Program schemas are a notation for representing an infinite set of computer programs all with the same syntactic structure. If a property of a program schema can be proved, this property will hold for every program in the infinite set of programs represented by the schema. Reasoning with schemas is, thus, a very powerful mechanism.As a result of their work in program slicing, the proposers found that program schema theory enabled them to precisely express the problems that they were tackling; namely the existence of statement minimal slicing algorithms at the `dataflow' level of abstraction. For such problems a class of schema which they called a `linear schema' was introduced. A linear schema is one in which no predicate or function symbol occurs more than once.Serendipitously, the proposers later discovered that the linearity condition helped in proving decidability of equivalence of schemas. Decidability of equivalence is the ability to automatically check whether two different schemas represent the same class of schemas. They proved that equivalence of conservative, free, linear schemas is decidable and later strengthened this by proving that equivalence of liberal, free linear schemas is decidable in polynomial time.

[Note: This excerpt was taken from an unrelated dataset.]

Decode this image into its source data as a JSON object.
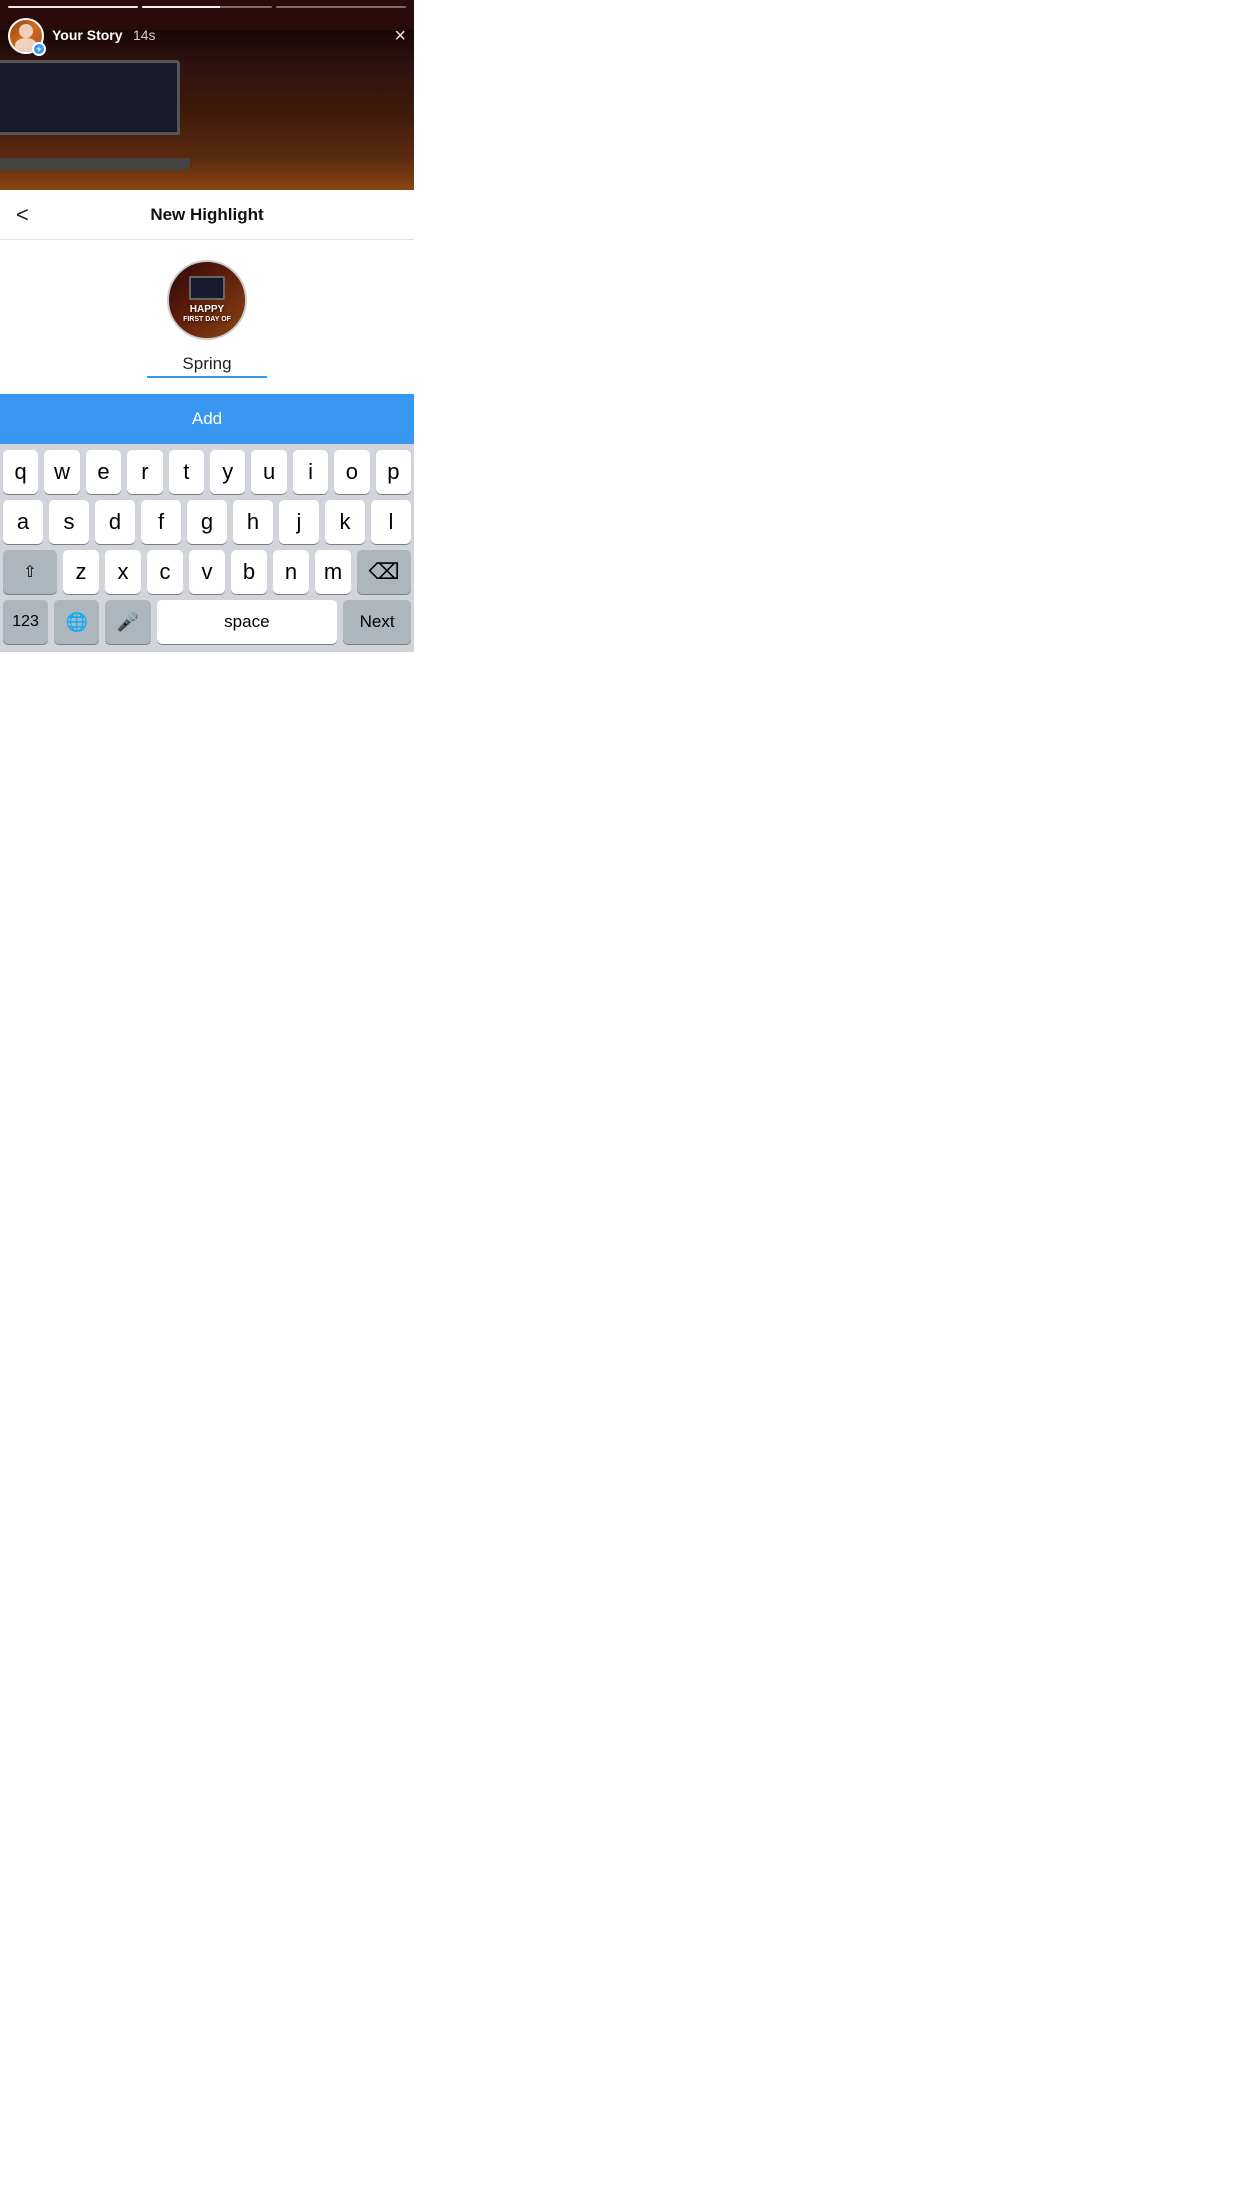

This work represented significant progress in the field of schema theory after a hiatus of about thirty years. There is strong evidence that the imposition of this extra but natural condition of linearity (or partial forms of linearity) will lead to further decidability results in the theory of schemas.The proposers hope that their new results will lead to a re-appraisal of the substantial body of work in program schema theory and to further research its applications in a modern framework. This is one of the main motivations of this research proposal.Much static program transformation and analysis, in fact all analysis which uses data and control flow, takes place at the schema level of abstraction. This means the analysis of a program will produce the same results for all programs in its schema equivalence class. An important part of this research will be to investigate further the extent to which the large body of work on the theory of schemas is relevant to slicing in particular and to other forms of static program analysis and transformation in general.